Unseen errors

The no of solutions of the equation $f(x)= f{-1}(x)$ should occur for the ordered pairs of type ( a , a ) algebrically which gives us the equation
$({ x }^{ 5 }-x+1=0 )$ which can have at most 5 real roots or at least 1. (think why ). Geometrically it is the point where the three curves $f(x) , f{-1}(x)$ and x=y do meet together. To check whether f(x) has 5 ,3 or 1 real root we proceed as: $f(x)={ x }^{ 5 }-x+1$
$\frac { d }{ dx } f(x)=5{ x }^{ 4 }-1$ so , $\frac { d }{ dx } f(x)=0$ at $x=\pm \frac { 1 }{ { 5 }^{ 1/4 } }$ but we check for both values of x , f(x)>0. before and after the value range of $x\epsilon (-\frac { 1 }{ { 5 }^{ 1/4 } } ,\frac { 1 }{ { 5 }^{ 1/4 } } )$ it is monotonically increasing or decreasing and prior to the decreasing range there must be a root but for $x\quad >-\frac { 1 }{ { 5 }^{ 1/4 } }$ as we see it is always positive. Therefore it ends to have a singe root and further only a single solution for the equation.

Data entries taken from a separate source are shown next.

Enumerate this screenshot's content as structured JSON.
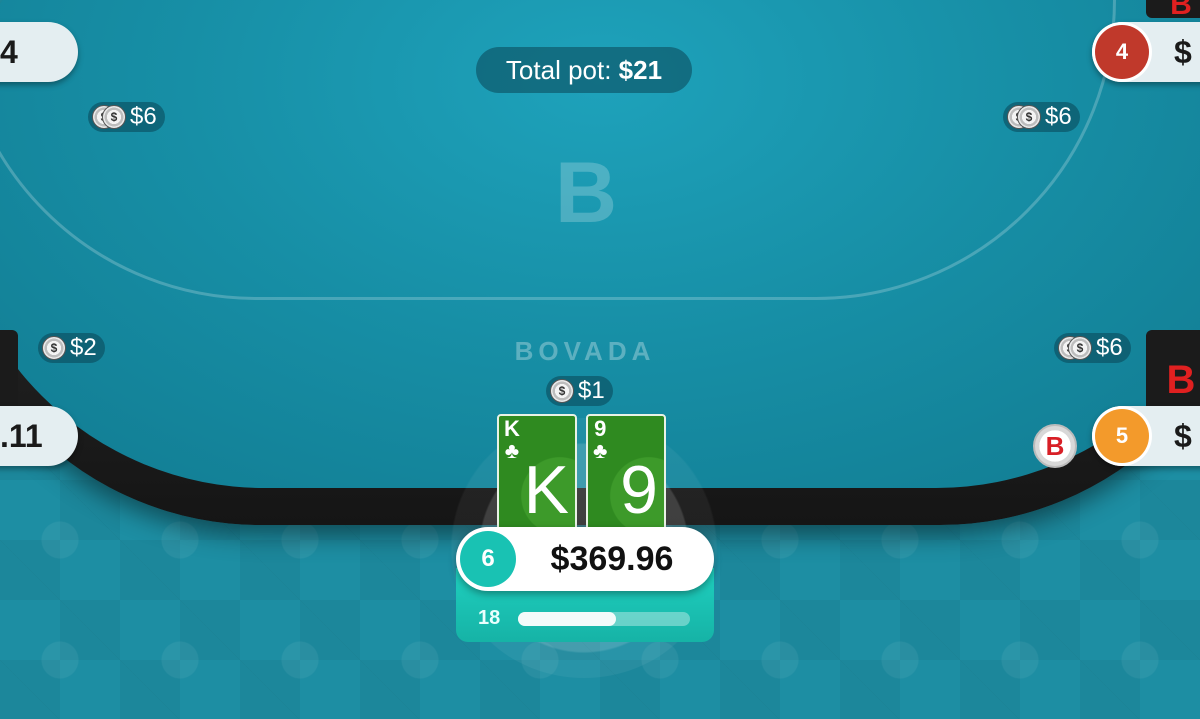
{
  "table": {
    "pot_label": "Total pot:",
    "pot_amount": "$21",
    "logo_letter": "B",
    "brand_name": "BOVADA",
    "felt_color": "#178fa6"
  },
  "bets": [
    {
      "label": "$6"
    },
    {
      "label": "$6"
    },
    {
      "label": "$2"
    },
    {
      "label": "$6"
    },
    {
      "label": "$1"
    }
  ],
  "chip_glyph": "$",
  "seats": {
    "top_left": {
      "stack": "4"
    },
    "top_right": {
      "seat_number": "4",
      "stack": "$",
      "badge_color": "#c0392b",
      "avatar_logo": "B"
    },
    "mid_left": {
      "stack": ".11"
    },
    "mid_right": {
      "seat_number": "5",
      "stack": "$",
      "badge_color": "#f39a2b",
      "avatar_logo": "B"
    }
  },
  "dealer_button": {
    "label": "B"
  },
  "hero": {
    "seat_number": "6",
    "stack": "$369.96",
    "cards": [
      {
        "rank": "K",
        "suit": "♣"
      },
      {
        "rank": "9",
        "suit": "♣"
      }
    ],
    "timer_seconds": "18",
    "timer_progress": 0.57,
    "accent_color": "#19c2b3"
  }
}
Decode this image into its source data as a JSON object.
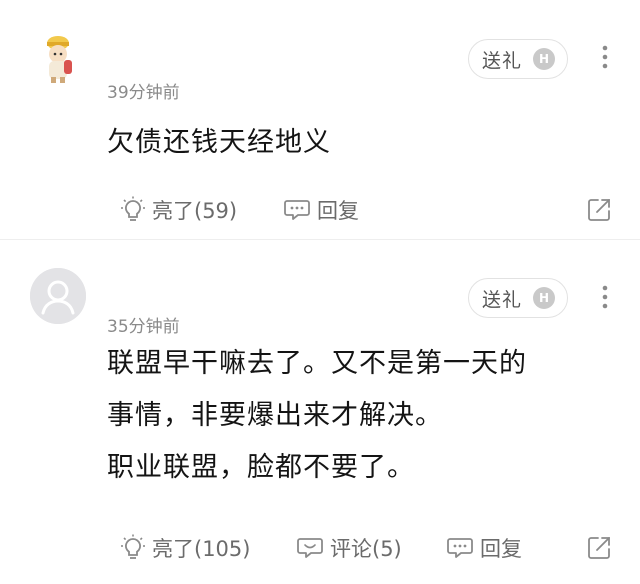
{
  "comments": [
    {
      "time": "39分钟前",
      "gift_label": "送礼",
      "gift_badge": "H",
      "lines": [
        "欠债还钱天经地义"
      ],
      "like_label": "亮了(59)",
      "reply_label": "回复"
    },
    {
      "time": "35分钟前",
      "gift_label": "送礼",
      "gift_badge": "H",
      "lines": [
        "联盟早干嘛去了。又不是第一天的",
        "事情，非要爆出来才解决。",
        "职业联盟，脸都不要了。"
      ],
      "like_label": "亮了(105)",
      "comment_label": "评论(5)",
      "reply_label": "回复"
    }
  ]
}
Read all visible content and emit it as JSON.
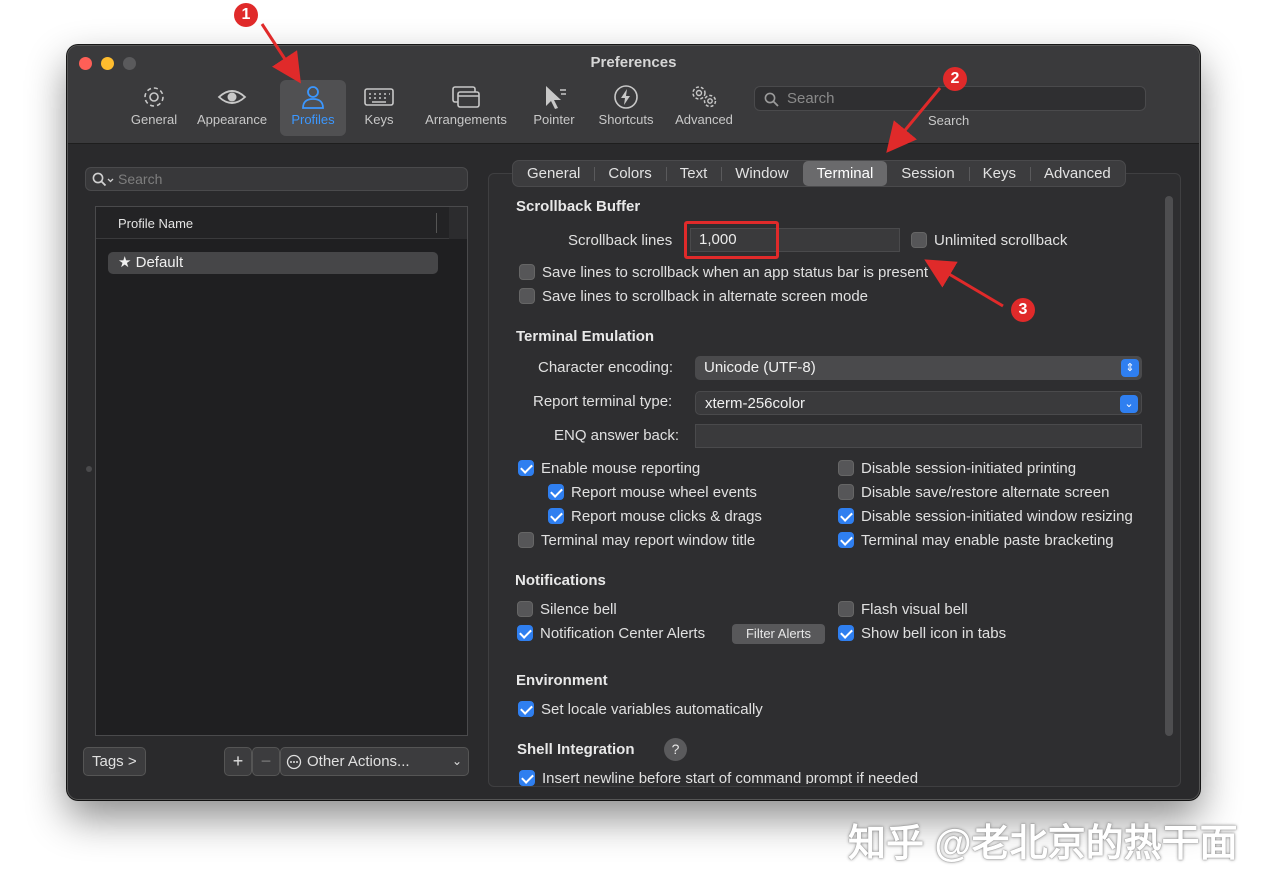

$f(x)=f^{-1}(x)$ can be solved by graphing. Where the graph of $f(x)$ is known and its inverse function will be the reflection of $f$ with $y=x$ . without graphing we can realize that there is only one intersection with $y=x$ and therefore with $f^{-1}$

This problem takes a few steps. First, find f^{-1}(x). To do so, take the equation y = x^5 + 1, switch y and x, then solve for y. Set that equation equal to the original one, and then solve for x. I put it into Wolfram Alpha once it got to that point, in all honesty. It turns out there is just 1 real solution.